New experiences trigger new ideas

New experiences might not necessarily give you more content to work with, but they will at least change your perspective and make you think differently. Again, there's a certain energy that...energizes you with every new experience. Knowledge and perspective are inseparable, I recently observed. You're not just data collecting every moment you live. We're not data storage units. We're perspective storage units. Every second we perceive, our mind trains itself with this new dataset, and the new memories are accompanied with updated patterns for logic, problem solving, threat identification, feelings, and questions. You can't just acquire knowledge and stash it in your brain. You get the perspective too. So, more knowledge->better perspective, since more is indubitably better to make the correct decision in the future. What I mean is, you might assume that you have the hottest take on a subject, but five years later you look back on it and...with your wisdom you see how naive and parochial your older self was. Get out, do new things, read more, consume good content, and experiences. They will shape you.

Keep Post-it notes!

What's worse than forgetting to complete a task? Forgetting about the task entirely. The key is to be cognizant of all tasks that you've left unfinished. It's great to have a visual reminder always in front of you, so you don't lose track of them in the long term. I personally struggle with being easily distracted and being myopic. So far, post-it notes have aided greatly in keeping me on track.

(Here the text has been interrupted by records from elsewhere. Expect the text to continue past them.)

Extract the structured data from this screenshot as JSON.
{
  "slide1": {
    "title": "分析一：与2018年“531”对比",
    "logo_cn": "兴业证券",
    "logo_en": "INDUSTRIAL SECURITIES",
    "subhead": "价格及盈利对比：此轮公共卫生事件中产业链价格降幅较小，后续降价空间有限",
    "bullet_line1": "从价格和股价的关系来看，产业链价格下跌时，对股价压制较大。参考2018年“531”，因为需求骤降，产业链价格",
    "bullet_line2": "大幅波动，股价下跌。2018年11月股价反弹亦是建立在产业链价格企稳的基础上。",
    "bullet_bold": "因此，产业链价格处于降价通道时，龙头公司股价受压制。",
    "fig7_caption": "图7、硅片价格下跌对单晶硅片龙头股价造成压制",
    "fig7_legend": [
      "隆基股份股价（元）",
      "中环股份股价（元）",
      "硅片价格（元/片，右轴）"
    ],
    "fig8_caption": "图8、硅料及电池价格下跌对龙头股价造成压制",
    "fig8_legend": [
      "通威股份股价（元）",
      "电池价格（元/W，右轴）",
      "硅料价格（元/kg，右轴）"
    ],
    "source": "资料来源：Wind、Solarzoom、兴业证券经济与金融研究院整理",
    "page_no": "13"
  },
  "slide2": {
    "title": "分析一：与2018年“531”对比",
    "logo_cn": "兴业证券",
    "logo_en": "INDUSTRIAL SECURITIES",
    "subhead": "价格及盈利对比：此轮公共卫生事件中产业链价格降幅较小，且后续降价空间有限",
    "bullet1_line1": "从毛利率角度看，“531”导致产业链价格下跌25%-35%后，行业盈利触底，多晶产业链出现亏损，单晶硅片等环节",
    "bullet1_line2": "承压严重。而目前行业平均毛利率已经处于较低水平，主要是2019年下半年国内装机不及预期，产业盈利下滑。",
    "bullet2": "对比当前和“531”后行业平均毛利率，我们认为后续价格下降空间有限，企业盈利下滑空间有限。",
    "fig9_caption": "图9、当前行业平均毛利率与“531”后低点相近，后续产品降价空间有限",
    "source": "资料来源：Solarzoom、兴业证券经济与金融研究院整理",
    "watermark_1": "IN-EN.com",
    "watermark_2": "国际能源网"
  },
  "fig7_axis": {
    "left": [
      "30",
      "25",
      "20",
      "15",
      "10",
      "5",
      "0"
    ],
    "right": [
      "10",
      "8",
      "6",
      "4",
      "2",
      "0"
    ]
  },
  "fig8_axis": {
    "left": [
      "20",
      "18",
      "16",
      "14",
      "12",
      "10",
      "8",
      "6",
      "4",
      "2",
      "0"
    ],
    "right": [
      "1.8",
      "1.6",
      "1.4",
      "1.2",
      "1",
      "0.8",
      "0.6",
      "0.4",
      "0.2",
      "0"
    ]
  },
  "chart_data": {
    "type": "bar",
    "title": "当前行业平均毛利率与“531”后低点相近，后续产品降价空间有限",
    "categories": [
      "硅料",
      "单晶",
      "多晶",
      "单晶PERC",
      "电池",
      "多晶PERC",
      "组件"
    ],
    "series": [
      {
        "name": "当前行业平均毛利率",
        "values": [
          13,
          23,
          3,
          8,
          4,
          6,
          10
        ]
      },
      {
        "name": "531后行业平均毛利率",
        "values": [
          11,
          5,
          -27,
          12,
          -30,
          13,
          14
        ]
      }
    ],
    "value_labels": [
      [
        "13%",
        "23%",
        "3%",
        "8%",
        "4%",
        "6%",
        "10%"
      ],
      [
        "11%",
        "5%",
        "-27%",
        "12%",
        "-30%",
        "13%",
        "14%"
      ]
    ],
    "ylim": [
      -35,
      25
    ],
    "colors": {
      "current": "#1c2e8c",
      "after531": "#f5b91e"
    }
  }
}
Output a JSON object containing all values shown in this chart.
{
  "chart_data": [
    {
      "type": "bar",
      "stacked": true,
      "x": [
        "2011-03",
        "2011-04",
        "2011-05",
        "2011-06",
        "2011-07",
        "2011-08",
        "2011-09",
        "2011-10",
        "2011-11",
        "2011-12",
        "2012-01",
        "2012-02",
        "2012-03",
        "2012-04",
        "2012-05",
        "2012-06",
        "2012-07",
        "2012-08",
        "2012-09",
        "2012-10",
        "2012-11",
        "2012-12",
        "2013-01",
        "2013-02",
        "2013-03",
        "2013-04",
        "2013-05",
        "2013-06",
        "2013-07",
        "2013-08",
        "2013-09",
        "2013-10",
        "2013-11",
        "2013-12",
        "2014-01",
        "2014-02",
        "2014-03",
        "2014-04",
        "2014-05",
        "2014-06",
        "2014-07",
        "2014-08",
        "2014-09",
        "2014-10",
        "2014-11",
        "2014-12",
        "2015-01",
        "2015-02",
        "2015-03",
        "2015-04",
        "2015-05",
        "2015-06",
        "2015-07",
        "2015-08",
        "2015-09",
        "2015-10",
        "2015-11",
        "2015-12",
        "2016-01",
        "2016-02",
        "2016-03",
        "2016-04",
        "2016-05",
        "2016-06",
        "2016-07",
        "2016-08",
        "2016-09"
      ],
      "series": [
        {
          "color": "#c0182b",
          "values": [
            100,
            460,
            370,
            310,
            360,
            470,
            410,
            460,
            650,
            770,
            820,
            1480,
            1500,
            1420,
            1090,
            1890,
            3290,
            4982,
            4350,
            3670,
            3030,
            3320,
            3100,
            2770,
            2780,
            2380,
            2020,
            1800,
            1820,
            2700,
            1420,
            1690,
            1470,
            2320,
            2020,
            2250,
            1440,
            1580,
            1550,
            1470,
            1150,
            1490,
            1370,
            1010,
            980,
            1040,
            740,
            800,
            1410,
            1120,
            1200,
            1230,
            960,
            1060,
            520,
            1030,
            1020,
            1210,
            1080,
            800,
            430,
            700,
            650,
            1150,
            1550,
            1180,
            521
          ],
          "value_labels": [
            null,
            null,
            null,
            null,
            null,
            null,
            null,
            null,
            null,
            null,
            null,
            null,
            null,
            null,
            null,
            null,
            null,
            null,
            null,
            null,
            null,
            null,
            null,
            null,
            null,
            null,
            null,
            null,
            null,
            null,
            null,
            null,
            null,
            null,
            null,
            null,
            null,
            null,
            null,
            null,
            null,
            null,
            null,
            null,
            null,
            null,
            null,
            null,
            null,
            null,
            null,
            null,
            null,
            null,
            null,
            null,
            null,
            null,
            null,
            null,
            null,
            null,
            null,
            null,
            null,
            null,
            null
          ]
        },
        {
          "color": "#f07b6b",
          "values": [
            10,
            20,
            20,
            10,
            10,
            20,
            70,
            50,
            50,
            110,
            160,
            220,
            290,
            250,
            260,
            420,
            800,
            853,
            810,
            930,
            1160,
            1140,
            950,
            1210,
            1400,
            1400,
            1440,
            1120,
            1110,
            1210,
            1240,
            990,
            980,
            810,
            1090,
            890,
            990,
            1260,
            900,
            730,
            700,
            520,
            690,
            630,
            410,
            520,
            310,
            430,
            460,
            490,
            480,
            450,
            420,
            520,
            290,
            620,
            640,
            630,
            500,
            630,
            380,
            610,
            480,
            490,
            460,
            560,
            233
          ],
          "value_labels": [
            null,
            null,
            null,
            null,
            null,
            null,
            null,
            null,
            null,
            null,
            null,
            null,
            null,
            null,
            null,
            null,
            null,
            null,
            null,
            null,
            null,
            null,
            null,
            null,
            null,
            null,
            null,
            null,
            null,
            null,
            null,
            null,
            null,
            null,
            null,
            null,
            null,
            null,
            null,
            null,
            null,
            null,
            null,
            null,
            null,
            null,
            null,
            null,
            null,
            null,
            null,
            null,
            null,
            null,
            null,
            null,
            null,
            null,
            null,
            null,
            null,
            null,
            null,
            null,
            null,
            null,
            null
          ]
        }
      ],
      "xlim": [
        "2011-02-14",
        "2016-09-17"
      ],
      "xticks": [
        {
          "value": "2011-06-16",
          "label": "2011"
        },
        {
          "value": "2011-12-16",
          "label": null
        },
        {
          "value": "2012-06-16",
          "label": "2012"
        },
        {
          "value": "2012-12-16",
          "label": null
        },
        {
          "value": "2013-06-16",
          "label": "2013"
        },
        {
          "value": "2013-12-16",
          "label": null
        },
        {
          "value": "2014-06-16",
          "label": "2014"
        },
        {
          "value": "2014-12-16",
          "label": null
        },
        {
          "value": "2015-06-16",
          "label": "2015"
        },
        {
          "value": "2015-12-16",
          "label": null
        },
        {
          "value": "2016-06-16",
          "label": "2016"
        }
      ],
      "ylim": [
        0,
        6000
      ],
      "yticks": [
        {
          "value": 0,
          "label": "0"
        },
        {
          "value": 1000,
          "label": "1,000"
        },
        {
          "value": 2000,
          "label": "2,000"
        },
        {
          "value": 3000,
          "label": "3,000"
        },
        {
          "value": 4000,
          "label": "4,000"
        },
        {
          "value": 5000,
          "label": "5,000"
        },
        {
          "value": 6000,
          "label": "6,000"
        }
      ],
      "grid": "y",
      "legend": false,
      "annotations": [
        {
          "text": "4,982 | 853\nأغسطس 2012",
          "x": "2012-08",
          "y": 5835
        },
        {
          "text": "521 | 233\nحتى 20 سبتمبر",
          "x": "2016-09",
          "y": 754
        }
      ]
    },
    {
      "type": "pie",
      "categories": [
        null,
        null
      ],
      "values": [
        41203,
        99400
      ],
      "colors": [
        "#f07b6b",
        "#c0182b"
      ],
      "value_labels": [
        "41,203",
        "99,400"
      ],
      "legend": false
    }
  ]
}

It's okay to not finish a blog in one go

Blogging is not a fever trip. You don't have to pour all your emotion and effort into a single run and push the product out. You're not doing this for money; so there's no need to rush. You've got to restrain the urge to finish prematurely and mark the activity as done. The only lasting takeaway you will then have on retrospection is the regret that you rushed it. It's not worth it. It is way better to be late than be crude. The other plus of taking it slow is, now you're able to draft multiple pieces and pick one up based on how you're feeling that day.

This is not just about blogging

One common theme throughout the piece has been how all of this can be applied not just to blogging, but lifestyle in general. Being able to plan, track and complete multiple large tasks is the stuff of legends. Applying that to blogging should be a great way to let discipline seep into other stuff you do.

At the end of the day, blogging should be a way to express what's on your mind, and not merely rhetoric or rhymes.